Werdykt krucyfiksu: bawarskie wartości kwestionowane – co teraz?
CSU ubolewa nad decyzją BayVGH, która postrzega krzyże w szkołach średnich jako naruszenie wolności religijnej. Rozgorzała debata.

Werdykt krucyfiksu: bawarskie wartości kwestionowane – co teraz?
Obecnie na nowo ożywia się debata na temat krucyfiksu w szkołach w Bawarii. Orzeczenie Bawarskiego Sądu Administracyjnego (BayVGH) orzekło, że krucyfiks w strefie wejściowej szkoły średniej narusza wolność religijną uczennic. Decyzja ta dotyczy gimnazjum Hallertau w Wolnzach, gdzie dwóch uczniów skarżyło się na obecność krucyfiksu. Według BR.de sąd uznał, że trwale widoczną obecność krzyża w centralnym obszarze szkoły należy postrzegać jako ingerencję w negatywną wolność wyznania.
Krucyfiks, który był powodem sporu prawnego, ma imponującą wysokość 1,5 metra i szerokość 50 centymetrów. Miał on przedstawiać konfrontację z symboliką religijną, którą powodowie odrzucili w latach szkolnych. Wcześniej bezskutecznie próbowali podjąć działania przeciwko temu symbolowi przed Sądem Administracyjnym w Monachium. Decyzja BayVGH pozostawia również otwartą kwestię, czy istnieją regulacje prawne dotyczące eksponowania krucyfiksów w szkołach średnich. Natomiast bawarska ustawa o oświacie i nauczaniu stanowi, że w każdej klasie w szkołach podstawowych, gimnazjalnych i specjalnych należy postawić krzyż, o ile rodzice nie sprzeciwią się temu.
Reakcje polityczne na wyrok
Na reakcje polityków nie trzeba było długo czekać. Lider grupy parlamentarnej CSU Klaus Holetschek z żalem przyjął werdykt i podkreślił, że krzyż symbolizuje takie wartości, jak dobroczynność i odpowiedzialność. Wyjaśnił, że należy szanować orzeczenia sądów, ale jednocześnie zaznaczył, że nie jest to fundamentalne orzeczenie przeciwko krzyżom w szkołach.

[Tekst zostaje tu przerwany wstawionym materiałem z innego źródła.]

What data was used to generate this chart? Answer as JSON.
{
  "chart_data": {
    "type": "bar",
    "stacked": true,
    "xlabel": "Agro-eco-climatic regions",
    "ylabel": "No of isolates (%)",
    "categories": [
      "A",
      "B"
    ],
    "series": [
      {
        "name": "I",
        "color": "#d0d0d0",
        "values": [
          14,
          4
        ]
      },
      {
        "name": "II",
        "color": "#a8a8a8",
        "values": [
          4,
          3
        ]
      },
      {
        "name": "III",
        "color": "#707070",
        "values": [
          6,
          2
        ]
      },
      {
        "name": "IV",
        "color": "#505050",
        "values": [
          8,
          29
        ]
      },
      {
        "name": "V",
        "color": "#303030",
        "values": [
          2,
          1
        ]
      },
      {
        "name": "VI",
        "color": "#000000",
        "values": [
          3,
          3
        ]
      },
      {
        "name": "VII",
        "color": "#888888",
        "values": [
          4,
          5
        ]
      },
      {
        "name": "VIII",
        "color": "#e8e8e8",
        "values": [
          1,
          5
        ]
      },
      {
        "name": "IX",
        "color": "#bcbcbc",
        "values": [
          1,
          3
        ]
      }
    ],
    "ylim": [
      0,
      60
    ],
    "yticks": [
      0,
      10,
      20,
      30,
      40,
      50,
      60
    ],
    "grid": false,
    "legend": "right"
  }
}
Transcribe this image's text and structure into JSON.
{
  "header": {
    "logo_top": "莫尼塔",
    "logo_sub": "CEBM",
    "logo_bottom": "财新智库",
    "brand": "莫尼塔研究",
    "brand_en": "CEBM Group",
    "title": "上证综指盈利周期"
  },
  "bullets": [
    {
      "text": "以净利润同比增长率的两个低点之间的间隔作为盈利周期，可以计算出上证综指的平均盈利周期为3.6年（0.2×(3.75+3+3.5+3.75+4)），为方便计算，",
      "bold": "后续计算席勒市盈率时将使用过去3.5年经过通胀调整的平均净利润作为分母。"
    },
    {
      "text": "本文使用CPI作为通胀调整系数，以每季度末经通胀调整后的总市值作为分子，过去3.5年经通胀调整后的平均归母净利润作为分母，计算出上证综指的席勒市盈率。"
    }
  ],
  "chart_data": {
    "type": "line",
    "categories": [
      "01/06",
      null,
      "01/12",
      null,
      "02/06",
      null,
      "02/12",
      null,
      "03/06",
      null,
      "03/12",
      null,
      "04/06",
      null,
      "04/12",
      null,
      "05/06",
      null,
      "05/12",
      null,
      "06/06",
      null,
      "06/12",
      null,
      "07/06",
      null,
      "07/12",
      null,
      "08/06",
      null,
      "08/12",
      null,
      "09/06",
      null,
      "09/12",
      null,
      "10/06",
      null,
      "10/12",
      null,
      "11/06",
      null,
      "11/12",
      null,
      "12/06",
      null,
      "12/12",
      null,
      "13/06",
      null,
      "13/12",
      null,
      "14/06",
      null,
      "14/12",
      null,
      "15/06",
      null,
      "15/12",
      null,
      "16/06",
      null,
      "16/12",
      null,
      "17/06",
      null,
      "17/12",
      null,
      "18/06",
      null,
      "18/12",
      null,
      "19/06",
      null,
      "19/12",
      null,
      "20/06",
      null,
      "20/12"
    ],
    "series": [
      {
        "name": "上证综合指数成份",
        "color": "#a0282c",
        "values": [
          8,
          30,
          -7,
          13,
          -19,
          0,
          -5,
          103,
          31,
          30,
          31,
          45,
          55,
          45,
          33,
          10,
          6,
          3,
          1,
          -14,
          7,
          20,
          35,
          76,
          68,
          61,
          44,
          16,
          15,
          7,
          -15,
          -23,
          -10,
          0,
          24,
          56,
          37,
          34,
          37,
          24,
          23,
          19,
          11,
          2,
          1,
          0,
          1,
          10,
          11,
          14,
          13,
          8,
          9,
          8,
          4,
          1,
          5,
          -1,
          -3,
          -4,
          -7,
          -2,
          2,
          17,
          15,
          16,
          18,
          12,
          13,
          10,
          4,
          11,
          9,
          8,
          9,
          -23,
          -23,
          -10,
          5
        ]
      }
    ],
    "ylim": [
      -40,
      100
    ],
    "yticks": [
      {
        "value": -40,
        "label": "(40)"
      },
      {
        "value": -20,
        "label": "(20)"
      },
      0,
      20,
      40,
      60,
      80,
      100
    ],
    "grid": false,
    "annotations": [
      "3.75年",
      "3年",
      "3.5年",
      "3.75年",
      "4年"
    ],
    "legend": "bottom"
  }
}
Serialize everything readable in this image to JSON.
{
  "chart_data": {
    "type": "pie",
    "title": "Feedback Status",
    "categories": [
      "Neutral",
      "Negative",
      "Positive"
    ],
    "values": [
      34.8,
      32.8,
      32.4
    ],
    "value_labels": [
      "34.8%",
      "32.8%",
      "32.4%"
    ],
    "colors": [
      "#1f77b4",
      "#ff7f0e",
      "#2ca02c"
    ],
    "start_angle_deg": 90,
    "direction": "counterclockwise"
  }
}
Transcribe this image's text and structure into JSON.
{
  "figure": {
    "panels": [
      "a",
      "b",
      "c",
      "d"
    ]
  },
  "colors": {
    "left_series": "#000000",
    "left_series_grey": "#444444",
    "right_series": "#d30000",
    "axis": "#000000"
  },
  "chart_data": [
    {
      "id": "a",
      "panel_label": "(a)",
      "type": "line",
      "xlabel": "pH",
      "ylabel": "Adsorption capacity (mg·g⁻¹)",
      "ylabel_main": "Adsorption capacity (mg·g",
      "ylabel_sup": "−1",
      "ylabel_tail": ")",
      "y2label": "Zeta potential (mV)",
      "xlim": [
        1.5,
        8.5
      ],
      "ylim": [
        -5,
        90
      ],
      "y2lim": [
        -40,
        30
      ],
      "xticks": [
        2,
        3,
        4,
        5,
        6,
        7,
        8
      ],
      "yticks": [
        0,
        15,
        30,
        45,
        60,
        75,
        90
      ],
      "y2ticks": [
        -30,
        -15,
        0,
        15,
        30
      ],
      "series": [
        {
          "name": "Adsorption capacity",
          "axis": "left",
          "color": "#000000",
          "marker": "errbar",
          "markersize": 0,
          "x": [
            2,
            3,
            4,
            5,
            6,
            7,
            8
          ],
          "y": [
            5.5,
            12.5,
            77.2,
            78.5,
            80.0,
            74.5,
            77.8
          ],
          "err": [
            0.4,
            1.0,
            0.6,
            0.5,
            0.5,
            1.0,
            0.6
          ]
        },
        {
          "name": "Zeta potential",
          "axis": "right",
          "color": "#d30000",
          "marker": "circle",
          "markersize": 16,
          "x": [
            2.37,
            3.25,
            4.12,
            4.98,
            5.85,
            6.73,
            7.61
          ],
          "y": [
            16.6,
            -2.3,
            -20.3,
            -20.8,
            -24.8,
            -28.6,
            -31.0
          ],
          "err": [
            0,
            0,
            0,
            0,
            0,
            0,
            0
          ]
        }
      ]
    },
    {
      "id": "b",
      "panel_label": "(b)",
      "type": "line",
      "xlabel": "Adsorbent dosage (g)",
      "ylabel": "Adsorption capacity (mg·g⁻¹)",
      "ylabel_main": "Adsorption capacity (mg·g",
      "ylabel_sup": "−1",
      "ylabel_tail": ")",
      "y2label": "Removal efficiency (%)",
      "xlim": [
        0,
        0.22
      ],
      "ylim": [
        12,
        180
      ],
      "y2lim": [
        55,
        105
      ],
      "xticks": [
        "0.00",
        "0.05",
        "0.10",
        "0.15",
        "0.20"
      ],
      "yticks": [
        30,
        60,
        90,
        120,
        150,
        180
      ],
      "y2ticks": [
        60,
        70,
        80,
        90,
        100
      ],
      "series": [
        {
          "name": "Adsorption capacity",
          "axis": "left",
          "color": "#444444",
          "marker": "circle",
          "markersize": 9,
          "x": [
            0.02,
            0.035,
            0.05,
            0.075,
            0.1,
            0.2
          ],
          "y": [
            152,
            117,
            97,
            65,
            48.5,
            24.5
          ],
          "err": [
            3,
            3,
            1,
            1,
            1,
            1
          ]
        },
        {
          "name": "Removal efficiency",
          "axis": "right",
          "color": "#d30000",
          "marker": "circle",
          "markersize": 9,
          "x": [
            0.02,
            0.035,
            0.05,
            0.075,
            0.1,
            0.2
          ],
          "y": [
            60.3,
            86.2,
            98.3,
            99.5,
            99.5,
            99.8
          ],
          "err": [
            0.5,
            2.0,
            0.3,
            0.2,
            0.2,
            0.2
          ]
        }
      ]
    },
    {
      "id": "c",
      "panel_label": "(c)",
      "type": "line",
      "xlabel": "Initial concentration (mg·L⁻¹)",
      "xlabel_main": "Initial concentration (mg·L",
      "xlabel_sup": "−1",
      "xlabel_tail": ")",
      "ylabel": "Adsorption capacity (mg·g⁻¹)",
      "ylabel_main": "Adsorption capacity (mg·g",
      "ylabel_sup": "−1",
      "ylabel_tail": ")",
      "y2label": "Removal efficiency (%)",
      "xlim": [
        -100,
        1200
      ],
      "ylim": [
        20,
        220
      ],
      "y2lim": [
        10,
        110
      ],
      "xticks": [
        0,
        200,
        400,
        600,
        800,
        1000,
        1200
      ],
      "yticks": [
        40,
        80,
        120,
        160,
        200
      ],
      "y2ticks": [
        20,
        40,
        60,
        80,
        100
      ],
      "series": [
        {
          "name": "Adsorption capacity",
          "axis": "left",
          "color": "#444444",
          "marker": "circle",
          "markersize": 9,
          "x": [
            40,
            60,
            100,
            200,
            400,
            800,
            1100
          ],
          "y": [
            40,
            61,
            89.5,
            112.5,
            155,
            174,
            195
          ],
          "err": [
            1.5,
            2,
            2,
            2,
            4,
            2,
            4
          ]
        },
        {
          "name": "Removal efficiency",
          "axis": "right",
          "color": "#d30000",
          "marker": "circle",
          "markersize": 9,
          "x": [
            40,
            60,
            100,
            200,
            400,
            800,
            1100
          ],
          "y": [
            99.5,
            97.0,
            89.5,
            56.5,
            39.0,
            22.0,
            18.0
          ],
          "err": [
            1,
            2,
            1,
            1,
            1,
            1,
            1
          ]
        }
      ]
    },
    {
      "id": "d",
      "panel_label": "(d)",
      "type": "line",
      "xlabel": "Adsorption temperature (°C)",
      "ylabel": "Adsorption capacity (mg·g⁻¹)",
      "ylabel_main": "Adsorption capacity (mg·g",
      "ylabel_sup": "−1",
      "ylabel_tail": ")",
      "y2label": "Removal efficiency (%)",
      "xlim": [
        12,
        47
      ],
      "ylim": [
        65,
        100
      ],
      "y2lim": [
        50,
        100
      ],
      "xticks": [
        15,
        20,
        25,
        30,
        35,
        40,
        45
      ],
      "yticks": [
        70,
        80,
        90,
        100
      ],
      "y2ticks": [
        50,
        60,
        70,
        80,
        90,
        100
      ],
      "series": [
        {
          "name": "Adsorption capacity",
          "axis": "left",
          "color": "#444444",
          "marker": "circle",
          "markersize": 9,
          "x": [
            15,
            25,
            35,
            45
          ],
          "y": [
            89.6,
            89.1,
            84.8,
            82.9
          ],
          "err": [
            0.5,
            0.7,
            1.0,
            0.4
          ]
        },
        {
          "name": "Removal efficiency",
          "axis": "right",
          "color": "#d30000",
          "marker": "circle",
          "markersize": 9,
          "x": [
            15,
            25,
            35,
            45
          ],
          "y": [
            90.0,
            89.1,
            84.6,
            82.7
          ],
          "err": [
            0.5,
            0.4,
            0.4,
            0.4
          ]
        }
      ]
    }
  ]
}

Holetschek wykluczył zmianę przepisów w Bawarii i powtórzył: „Bawaria będzie w dalszym ciągu wyrażać swoje wartości krzyżem”. Dla porównania premier Florian Herrmann podkreśla, że jest to odosobniony wyrok i że wyrok stanowi „mocny cios” dla chrześcijaństwa w Bawarii. Wolni Wyborcy również wyrazili niezadowolenie z tej decyzji i uznali ją za krok wstecz dla tradycyjnie chrześcijańskiego społeczeństwa.
W związku z orzeczeniem ekspertka SPD ds. edukacji Simone Strohmayr zażądała, aby w szkołach zezwolono na dyskusję na temat symboli religijnych. Katrin Ebner-Steiner z AfD także pośrednio oskarżyła CSU o werdykt. Te reakcje polityczne pokazują, że debata społeczna na temat krucyfiksu i wolności religijnej w Bawarii wcale się nie zakończyła.
Szkoła i jej obowiązki
Choć dyrekcja szkoły Hallertau-Gymnasium nie skomentowała jeszcze wyroku, jasne jest, że sąd uznał, że szkoła powinna była usunąć krucyfiks. Powodowie ukończyli już szkołę średnią, a kwestia wolności religijnej w dalszym ciągu jest intensywnie dyskutowana w systemie edukacji. Wyrok nawiązuje także do decyzji Federalnego Trybunału Konstytucyjnego z 1995 r., która nie stwierdziła, że umieszczanie krucyfiksów w salach lekcyjnych szkół państwowych jest obowiązkowe. Dla wielu mieszkańców Bawarii kwestia pozostaje kluczowa: na ile istotna jest wolność religijna, gdy stoi ona w bezpośredniej sprzeczności z tradycyjnymi wartościami?
Dyskusje społeczne i polityczne wokół krucyfiksu na terenie szkoły z pewnością będą nadal cieszyły się dużym zainteresowaniem, a różni aktorzy zdecydowanie reprezentują swoje stanowiska. Zapotrzebowanie na jasne regulacje czy debatę w samych szkołach pozostaje istotną kwestią w Wolnym Państwie.